De acordo com informações da Polícia Federal, o equipamento de monitoramento parou de emitir sinal de GPS por volta das 3h de quinta-feira (25). Em diligência realizada na residência de Vasques, em São José (SC), os agentes constataram que ele não se encontrava no local. Horas depois, a PF confirmou que o ex-diretor foi detido no Paraguai ao tentar embarcar em um voo com destino a El Salvador, devendo ser reconduzido ao Brasil.
Na decisão, Moraes destacou que a fuga configura violação das medidas impostas e justifica a decretação da prisão preventiva.

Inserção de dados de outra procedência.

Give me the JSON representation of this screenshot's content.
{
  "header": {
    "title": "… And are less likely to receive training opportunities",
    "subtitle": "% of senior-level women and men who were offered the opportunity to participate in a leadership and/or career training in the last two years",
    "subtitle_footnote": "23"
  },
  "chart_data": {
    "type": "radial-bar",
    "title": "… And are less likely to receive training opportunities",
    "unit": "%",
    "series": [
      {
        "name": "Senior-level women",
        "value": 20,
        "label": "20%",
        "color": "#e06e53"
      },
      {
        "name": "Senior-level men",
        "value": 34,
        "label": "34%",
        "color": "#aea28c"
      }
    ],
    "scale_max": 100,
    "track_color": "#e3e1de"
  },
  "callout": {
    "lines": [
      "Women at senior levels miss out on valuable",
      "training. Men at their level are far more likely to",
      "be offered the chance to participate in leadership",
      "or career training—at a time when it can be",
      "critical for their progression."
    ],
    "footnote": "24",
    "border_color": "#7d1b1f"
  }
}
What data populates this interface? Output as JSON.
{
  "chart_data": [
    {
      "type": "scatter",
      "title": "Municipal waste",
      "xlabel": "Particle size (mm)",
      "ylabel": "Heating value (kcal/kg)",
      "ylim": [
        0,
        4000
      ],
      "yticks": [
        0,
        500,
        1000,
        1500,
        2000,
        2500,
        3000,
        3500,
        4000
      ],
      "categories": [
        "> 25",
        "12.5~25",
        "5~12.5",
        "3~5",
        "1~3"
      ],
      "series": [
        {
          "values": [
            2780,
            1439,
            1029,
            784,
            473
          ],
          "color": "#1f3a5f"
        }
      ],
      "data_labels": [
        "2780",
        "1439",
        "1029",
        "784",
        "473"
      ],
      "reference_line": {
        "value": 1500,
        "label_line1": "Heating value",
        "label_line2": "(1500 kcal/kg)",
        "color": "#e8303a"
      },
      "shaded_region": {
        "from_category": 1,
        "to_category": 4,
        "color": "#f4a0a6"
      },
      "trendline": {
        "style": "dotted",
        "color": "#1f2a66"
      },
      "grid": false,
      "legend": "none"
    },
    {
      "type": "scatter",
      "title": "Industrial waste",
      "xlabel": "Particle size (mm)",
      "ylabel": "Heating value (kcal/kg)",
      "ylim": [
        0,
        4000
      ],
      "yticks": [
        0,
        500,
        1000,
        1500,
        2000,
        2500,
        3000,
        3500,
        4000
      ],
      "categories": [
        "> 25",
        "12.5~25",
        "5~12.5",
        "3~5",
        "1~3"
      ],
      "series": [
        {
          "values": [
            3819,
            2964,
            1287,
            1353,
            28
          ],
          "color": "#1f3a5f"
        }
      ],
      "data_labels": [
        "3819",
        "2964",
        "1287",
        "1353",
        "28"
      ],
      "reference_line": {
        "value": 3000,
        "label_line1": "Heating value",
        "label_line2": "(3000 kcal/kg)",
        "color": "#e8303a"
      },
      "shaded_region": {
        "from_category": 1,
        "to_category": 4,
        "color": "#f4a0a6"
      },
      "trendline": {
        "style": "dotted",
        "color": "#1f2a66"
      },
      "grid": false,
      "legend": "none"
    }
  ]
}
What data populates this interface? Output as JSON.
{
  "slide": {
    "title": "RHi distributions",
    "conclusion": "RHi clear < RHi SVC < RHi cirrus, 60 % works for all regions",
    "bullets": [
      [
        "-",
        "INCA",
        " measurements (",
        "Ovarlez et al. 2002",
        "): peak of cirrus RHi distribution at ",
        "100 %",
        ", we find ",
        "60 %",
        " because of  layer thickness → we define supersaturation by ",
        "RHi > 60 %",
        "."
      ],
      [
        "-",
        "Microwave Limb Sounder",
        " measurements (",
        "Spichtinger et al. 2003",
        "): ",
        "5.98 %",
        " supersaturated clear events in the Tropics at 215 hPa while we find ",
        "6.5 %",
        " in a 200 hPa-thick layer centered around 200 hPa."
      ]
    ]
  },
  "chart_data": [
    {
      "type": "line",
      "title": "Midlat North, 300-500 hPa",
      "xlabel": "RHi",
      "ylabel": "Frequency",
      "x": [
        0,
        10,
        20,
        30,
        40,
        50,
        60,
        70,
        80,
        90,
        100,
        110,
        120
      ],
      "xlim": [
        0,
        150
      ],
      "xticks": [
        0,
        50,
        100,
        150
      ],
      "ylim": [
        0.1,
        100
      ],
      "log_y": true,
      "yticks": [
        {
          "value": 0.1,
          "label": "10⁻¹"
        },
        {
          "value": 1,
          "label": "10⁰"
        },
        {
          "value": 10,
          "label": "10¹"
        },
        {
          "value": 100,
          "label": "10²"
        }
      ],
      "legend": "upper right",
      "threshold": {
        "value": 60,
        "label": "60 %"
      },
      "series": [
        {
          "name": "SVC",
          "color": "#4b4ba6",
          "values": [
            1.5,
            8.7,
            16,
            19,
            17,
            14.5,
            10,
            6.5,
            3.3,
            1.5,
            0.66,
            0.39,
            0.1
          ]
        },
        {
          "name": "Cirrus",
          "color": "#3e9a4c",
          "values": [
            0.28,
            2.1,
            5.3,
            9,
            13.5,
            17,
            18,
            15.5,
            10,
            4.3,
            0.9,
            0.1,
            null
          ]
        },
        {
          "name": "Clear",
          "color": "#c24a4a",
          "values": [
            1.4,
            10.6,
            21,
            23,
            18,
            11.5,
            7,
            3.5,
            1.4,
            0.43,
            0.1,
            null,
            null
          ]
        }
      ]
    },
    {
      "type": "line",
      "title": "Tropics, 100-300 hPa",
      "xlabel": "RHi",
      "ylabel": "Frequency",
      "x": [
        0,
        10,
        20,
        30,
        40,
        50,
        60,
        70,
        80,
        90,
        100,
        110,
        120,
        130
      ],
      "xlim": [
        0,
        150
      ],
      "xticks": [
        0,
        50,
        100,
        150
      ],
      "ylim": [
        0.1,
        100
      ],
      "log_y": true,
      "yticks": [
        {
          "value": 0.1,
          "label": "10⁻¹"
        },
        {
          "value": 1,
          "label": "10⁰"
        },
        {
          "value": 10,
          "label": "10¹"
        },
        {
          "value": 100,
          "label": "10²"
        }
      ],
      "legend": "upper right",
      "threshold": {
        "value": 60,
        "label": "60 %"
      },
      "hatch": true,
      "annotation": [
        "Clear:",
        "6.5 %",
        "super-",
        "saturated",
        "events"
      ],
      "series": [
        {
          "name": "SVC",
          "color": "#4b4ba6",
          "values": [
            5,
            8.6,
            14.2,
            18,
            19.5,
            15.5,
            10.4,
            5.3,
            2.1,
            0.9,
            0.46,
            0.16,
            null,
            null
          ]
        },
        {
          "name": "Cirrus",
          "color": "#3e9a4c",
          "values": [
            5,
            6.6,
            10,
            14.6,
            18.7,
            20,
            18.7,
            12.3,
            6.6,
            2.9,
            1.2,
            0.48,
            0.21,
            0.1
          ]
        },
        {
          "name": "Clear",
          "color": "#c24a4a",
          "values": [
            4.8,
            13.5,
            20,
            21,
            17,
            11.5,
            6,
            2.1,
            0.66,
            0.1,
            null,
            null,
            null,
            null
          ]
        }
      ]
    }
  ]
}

Para o ministro, o descumprimento das cautelares demonstra risco ao cumprimento da decisão judicial.
Silvinei Vasques foi condenado a 24 anos e 6 meses de prisão no processo que apurou a atuação do Núcleo 2 da trama golpista, que tinha como objetivo manter o então presidente Jair Bolsonaro no poder. Segundo a Procuradoria-Geral da República (PGR) e a Polícia Federal, ele teria determinado a realização de blitzes em regiões com maior intenção de voto no então candidato Luiz Inácio Lula da Silva, com o objetivo de dificultar o acesso de eleitores às urnas.
Preso preventivamente em agosto de 2023, Vasques permaneceu detido por cerca de um ano. Posteriormente, obteve liberdade provisória mediante o cumprimento de medidas cautelares, como o uso de tornozeleira eletrônica e o cancelamento do passaporte.